Somewhat lost amid the dragged-out Civil War II event, the ongoing Captain Hydra drama, various Marvel NOW! debuts, and even the fresh look at the cosmic catalog in the pages of books like Thanos and Ultimates², is the impending conflict between The Inhumans and the X-Men. This has been brewing for some time – indeed, for more than a year, since the opening weeks of Marvel’s All-New All-Different initiative. And in the pages of Charles Soule, Jeff Lemire, and Aaron Kuder’s tantalizing Death of X, we learned just exactly what Cyclops did all those months ago that served to both brand him as a despised mutant terrorist, as well as instigate the forthcoming Inhuman-Mutant war. In this week’s prologue book, Inhumans vs. X-Men #0, Soule and Kenneth Rocafort deftly summarize the mutants’ fight for survival, and set the stage for the big showdown.

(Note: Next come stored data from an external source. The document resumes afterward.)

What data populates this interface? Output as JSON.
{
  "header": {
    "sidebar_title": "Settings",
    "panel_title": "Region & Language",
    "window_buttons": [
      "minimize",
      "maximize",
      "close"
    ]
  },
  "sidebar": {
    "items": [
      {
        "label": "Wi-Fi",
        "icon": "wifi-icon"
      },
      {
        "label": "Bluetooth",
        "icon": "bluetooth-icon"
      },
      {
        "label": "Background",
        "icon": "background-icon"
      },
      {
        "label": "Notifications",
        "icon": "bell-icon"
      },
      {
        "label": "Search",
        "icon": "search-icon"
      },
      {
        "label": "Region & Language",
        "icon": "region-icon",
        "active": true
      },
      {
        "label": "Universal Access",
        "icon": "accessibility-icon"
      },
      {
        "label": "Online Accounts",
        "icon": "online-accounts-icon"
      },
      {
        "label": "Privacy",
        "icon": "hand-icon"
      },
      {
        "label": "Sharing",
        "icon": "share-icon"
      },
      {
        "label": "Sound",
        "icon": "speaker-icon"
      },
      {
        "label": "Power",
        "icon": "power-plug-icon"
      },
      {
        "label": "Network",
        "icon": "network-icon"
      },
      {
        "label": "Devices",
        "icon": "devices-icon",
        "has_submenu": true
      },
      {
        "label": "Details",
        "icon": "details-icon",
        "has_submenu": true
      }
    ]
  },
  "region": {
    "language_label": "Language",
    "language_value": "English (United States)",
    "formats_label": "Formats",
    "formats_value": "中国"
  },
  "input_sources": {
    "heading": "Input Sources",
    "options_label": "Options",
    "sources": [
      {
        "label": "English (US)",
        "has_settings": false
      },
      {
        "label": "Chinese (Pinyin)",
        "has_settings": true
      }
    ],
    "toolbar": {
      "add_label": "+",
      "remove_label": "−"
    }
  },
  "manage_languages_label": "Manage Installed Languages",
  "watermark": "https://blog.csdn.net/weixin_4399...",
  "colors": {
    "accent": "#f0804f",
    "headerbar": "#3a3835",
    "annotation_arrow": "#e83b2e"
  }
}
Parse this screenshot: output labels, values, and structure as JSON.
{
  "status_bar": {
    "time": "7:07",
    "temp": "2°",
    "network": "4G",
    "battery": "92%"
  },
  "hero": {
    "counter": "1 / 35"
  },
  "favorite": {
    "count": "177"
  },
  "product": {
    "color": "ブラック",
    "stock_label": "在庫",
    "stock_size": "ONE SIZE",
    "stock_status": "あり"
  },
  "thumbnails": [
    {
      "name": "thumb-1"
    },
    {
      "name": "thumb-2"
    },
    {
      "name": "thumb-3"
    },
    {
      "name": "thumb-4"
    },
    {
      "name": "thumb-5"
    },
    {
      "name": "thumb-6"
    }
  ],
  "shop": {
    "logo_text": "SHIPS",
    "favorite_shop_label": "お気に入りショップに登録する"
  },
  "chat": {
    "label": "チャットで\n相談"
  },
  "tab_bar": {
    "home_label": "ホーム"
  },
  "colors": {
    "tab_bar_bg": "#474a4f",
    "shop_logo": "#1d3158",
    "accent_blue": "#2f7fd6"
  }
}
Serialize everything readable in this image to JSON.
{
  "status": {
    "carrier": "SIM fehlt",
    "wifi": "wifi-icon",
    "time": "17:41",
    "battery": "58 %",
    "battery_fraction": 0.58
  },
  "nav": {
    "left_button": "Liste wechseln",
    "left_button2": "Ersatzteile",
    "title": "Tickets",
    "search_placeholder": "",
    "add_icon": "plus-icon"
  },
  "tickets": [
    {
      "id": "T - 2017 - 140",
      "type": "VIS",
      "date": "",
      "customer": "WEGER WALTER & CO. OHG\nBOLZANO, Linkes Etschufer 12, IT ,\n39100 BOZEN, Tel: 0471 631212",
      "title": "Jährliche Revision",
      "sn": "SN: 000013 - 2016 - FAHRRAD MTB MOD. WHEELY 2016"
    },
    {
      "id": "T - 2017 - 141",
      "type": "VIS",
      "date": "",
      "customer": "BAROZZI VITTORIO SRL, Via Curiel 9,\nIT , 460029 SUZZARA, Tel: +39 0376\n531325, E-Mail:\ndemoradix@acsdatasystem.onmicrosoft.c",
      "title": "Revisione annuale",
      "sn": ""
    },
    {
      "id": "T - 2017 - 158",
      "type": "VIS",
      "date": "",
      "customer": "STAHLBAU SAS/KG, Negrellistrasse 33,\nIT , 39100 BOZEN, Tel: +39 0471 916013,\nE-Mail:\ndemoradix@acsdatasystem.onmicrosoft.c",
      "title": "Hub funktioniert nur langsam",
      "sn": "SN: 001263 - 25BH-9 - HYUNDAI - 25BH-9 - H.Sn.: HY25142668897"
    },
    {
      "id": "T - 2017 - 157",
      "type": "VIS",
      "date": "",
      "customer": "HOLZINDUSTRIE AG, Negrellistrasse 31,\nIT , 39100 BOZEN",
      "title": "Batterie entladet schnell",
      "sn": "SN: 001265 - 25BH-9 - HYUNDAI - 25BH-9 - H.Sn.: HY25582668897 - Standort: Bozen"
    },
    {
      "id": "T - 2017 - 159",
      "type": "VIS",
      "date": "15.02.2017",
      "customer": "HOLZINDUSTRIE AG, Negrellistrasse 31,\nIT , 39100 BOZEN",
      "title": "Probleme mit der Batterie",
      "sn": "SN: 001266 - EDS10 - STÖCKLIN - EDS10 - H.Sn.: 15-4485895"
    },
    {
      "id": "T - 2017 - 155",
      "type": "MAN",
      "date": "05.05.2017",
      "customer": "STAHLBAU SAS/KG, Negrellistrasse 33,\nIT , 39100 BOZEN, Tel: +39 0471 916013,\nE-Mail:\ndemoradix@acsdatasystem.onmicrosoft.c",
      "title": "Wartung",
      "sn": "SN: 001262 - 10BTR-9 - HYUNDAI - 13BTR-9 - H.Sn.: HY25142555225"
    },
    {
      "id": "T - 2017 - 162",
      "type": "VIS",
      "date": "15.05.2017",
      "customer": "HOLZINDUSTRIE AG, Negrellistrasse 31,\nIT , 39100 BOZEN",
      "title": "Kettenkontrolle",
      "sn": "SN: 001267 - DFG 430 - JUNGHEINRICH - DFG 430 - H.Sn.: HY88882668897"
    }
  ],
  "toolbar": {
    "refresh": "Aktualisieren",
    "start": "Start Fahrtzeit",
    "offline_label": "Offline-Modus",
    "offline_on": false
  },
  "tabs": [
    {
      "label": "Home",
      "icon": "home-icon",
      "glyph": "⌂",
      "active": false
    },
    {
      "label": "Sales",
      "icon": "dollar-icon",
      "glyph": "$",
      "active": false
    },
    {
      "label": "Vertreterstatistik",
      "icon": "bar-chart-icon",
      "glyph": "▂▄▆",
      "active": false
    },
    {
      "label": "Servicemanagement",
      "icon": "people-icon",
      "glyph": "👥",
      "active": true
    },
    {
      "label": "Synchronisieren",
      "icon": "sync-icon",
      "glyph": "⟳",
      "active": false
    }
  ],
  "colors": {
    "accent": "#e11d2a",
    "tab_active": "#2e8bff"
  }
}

file_002-7In the aftermath of the Infinity event, we learned that the Terrigen mists unleashed by Black Bolt, while transforming both Earth’s populace and the greater Marvel Universe by awakening the Inhuman potential in thousands of unsuspecting humans around the globe, also have a terrifying side effect. The Terrigen mists are deadly to mutants.

The threat to mutantkind felt real. If it was Marvel’s intention to make readers perceive the circulation longevity of the X-books running short, then props to editorial genius. Two new Inhumans series debuted. The “Unity Team” featured in Uncanny Avengers, first formed following Avengers vs. X-Men, now unified Avengers, mutants, and Inhumans. Wolverine was still dead, ostensibly replaced by X-23 and Old Man Logan. Professor X was still dead, seemingly replaced by the Inhuman Gorgon (he’s a wheelchair-bound mentor to new Inhumans!) Cyclops, apparently, is dead, and the entire world hates him. Conspiracy theorists were going nuts: was Marvel really replacing their beloved mutants with these Inhumans? Does Marvel Studios, supplanting their absent X-license with Inhumans on television and, purportedly, in movies, carry that much clout?